Revenue is recognized
when a contract exists between the Company and a customer (business) and upon transfer of control of promised products or services
to customers in an amount that reflects the consideration we expect to receive in exchange for those products or services. The
Company enters into contracts that can include various combinations of products and services, which may be capable of being distinct
and accounted for as separate performance obligations. In case of offerings such as cloud-enabled subscription, other service
elements in the contract are generally delivered concurrently with the subscription services and therefore revenue is recognized
in a similar manner as the subscription services.
Product, Subscription
and Services Offerings
Such performance obligations
includes cloud-enabled subscriptions, software maintenance, training and technical support.
Fully hosted subscription
services (SaaS) allow customers to access hosted software during the contractual term without taking possession of the software.

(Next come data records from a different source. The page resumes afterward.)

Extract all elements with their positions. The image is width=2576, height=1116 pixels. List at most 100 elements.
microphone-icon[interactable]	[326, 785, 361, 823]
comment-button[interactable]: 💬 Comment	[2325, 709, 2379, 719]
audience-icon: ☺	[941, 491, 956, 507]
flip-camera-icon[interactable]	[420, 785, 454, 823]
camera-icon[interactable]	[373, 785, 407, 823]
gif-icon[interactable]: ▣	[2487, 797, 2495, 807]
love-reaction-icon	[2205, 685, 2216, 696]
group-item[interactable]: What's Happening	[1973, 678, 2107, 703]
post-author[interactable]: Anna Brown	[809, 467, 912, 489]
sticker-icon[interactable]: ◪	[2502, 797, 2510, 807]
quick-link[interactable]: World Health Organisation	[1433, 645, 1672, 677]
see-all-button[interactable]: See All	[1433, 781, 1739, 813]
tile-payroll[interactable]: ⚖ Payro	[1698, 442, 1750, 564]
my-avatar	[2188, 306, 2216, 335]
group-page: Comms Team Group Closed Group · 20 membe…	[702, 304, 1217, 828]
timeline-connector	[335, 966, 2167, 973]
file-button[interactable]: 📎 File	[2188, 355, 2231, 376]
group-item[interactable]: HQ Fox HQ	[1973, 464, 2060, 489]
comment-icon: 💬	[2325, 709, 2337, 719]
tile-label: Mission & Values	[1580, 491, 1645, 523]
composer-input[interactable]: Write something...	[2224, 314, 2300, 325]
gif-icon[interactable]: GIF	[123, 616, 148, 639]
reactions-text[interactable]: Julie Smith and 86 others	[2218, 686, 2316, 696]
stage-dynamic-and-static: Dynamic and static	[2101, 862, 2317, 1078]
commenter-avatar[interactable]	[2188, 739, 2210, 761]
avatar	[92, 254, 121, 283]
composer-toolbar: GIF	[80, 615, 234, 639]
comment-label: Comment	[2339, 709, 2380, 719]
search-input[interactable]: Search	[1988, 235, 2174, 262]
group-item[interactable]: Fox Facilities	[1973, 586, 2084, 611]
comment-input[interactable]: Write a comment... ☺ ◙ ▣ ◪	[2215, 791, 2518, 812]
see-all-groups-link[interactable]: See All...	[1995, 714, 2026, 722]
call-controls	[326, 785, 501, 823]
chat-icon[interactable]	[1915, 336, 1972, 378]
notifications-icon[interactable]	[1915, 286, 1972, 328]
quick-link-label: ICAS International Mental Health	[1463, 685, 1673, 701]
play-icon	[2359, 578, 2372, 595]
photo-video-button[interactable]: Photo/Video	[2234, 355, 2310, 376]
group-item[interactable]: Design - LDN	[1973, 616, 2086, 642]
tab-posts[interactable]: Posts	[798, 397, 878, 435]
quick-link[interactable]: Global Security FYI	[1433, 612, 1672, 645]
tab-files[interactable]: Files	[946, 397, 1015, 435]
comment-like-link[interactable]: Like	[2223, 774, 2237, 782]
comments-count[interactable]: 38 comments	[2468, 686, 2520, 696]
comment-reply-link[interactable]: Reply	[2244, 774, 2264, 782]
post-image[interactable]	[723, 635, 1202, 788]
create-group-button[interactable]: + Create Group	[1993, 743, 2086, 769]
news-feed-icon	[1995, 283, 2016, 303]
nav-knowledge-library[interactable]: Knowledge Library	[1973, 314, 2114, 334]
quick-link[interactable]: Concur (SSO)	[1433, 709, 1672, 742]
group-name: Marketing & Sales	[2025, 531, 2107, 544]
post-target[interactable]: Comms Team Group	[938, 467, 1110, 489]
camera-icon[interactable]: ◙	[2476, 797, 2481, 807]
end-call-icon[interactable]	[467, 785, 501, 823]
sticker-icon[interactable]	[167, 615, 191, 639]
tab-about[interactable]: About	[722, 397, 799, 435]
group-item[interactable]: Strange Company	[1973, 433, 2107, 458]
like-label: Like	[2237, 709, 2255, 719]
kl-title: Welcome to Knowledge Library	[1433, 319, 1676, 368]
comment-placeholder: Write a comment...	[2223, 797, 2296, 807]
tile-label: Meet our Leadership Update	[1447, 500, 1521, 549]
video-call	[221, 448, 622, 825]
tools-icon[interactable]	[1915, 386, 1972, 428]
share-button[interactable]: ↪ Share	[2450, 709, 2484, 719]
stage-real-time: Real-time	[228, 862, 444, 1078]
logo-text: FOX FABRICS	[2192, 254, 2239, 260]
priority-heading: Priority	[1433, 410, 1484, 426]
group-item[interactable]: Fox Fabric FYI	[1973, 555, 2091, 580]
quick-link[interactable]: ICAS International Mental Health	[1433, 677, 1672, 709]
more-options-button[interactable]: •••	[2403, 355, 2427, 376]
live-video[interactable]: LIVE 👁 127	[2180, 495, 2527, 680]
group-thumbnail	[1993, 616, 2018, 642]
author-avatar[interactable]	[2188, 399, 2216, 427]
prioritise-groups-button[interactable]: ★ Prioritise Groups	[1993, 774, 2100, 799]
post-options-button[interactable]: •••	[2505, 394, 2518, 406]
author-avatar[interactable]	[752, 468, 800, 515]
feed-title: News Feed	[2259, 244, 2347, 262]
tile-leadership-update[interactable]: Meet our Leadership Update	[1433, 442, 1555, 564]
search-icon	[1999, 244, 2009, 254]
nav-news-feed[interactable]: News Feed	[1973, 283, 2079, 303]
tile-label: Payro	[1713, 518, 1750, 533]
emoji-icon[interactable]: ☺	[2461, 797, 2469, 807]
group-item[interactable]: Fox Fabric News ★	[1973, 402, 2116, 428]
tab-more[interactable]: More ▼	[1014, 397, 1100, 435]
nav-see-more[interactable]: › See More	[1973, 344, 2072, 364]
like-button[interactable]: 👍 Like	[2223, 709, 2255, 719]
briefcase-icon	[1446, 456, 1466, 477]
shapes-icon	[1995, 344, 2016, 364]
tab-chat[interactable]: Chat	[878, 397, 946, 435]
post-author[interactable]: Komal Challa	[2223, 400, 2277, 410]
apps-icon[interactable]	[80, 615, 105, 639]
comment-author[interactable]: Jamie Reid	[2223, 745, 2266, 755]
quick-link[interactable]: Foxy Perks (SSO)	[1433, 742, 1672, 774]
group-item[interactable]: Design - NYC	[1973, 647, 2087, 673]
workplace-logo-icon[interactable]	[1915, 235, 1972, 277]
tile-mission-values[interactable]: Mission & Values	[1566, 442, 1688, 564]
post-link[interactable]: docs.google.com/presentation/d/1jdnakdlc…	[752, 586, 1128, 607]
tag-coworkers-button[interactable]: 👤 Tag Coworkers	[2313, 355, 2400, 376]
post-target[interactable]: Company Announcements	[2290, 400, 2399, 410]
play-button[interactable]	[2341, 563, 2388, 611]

Cloud-hosted subscription services are sold on a fee-per-subscription that is based on consumption or usage (per fit recommendation).
We recognize revenue
ratably over the contractual service term for hosted services that are priced based on a committed number of transactions where
the delivery and consumption of the benefit of the services occur evenly over time, beginning on the date the services associated
with the committed transactions are first made available to the customer and continuing through the end of the contractual service
term. Over-usage fees and fees based on the actual number of transactions are billed in accordance with contract terms as these
fees are incurred and are included in the transaction price of an arrangement as variable consideration. Fees based on a number
of transactions or impressions per month, are allocated to the period in which the transactions occur. Revenue for subscriptions
sold as a fee per period is recognized ratably over the contractual term as the customer simultaneously receives and consumes
the benefit of the underlying service.
Equity-based compensation
The Company accounts
for its employees’ stock-based compensation as an expense in the financial statements based on ASC 718. All awards are equity
classified and therefore such costs are measured at the grant date fair value of the award and graded vesting attribution approach
to recognize compensation cost over the vesting period. The Company estimates stock option grant date fair value using the Binomial
option pricing-model.
We recorded stock
options issued to non-employees at fair value, remeasured to reflect the current fair value at each reporting period and recognized
expenses over the service period. The Company elected to early implement ASU 2018-07, Stock Compensation: Improvements to Nonemployee
stock-Based Payment Accounting, from October 1, 2018.
In accordance with
ASU 2018-07, we measured stock options at the implementation date and reclassified the stock based payments from a liability stock-based
payments awards to equity stock-based payments awards. The fair value as of the implementation date will be recognized over the
remaining service period. We estimate share option grant date fair value using the Binomial option-pricing model.
The expected volatility
of the share prices reflects the assumption that the historical volatility of the share prices is reasonably indicative of expected
future trends.
The risk-free interest
rate for grants with an exercise price denominated in USD for employees and several consultants is based on the yield from US
treasury zero-coupon bonds with an equivalent term.
The Company has historically
not paid dividends and has no foreseeable plans to pay dividends.